May 10, 2007

Vonage appeal cites Supreme Court patent ruling

Vonage says standard used to judge Verizon's patents was too strict

In its appeal of a jury verdict in the patent infringement case brought against it by Verizon, Vonage has turned to a recent U.S. Supreme Court decision that some analysts see as making it easier to invalidate patent claims.

In a brief filed May 9 with the U.S. Court of Appeals for the Federal Circuit, Vonage argued that the March jury verdict relied on a standard of analysis that the Supreme Court has since rejected. The jury found that Vonage’s service infringed three patents, and the VoIP provider was ordered to pay $58 million in damages.

Vonage asked the appeals court to rule Verizon’s patent claims invalid or to at least order a new trial.

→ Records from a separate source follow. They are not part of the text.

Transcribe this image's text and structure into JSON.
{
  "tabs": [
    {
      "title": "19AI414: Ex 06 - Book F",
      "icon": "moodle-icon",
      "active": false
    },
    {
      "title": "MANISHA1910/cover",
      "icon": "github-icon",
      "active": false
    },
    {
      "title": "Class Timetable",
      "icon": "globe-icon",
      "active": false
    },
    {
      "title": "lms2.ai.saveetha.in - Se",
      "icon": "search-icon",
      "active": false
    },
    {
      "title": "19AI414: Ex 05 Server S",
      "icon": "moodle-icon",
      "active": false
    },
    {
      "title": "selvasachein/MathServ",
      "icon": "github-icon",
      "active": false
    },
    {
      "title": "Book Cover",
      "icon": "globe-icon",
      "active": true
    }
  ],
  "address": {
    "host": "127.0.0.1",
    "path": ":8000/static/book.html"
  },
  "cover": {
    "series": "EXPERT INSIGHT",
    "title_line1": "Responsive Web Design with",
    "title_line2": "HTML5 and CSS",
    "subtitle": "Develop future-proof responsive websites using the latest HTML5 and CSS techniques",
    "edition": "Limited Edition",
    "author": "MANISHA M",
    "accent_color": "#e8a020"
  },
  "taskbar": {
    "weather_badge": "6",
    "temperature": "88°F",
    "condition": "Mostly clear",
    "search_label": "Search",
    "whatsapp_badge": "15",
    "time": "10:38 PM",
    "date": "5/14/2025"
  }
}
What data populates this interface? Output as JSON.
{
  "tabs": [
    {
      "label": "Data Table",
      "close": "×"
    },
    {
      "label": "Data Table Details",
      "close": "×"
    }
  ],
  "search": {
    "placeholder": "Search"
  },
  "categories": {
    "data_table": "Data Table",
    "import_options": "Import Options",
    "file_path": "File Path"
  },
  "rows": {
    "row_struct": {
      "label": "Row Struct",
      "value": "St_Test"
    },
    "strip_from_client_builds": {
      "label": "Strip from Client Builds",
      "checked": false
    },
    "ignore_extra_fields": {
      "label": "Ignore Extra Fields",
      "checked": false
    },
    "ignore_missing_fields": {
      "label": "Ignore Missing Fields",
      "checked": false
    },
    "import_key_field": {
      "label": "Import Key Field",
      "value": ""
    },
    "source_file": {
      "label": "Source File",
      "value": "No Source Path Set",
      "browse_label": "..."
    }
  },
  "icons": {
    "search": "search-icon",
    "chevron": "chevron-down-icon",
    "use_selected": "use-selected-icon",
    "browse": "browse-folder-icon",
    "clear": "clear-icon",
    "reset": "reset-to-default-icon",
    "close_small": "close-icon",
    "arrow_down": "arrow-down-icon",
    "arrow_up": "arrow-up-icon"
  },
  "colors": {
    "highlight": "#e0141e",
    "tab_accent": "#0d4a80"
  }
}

Vonage’s argument rests on a decision by the Supreme Court in late April in KSR International vs. Teleflex.  In that decision, the Supreme Court looked at the standard for determining whether a patent claim is obvious. It ruled that courts should consider whether an alleged improvement to an invention is more than just the predictable use of existing elements.  If, for example, at the time of an invention there was a known problem with an obvious solution, a patent claim may not be valid.

Rather than using this functional approach to determine whether Verizon’s patent claims were obvious, the U.S. District Court for the Eastern District of Virginia instructed the jury to use a more rigid standard.

“The District Court’s erroneous jury instruction on the wrong standard for [obviousness], thus, materially prejudiced Vonage’s ability to present its invalidity case, and is strong grounds for vacating the validity finding,” Vonage told the appeals court on May 9.

Verizon’s patent claims are invalid because they are based on combinations of predictable elements that already exist, Vonage argued.  In other words, it would have been obvious to try the solutions in the patent claims. 

“Under KSR, [experts] would have found it obvious to try uniting the VocalTec Iphone software on the Harvard wireless laptops talking to the Internet wirelessly,” Vonage said about one of the patents. About another patent, it said that experts “would have found it obvious to try using routing control records, or other similar table lookups, to perform the conditional analysis translation . . . “

Verizon is scheduled to file its brief with the appeals court May 23, and Vonage’s reply is due May 30.  The court is scheduled to hear arguments June 25. On May 3, the U.S. Court of Appeals for the Federal Circuit declined a Vonage motion for a lower court to vacate the jury verdict against it and order a retrial of the case in light of the Supreme Court's ruling.

While the appeal is pending, Vonage is permitted to continue signing up new customers, and the company remains determined to increase its business.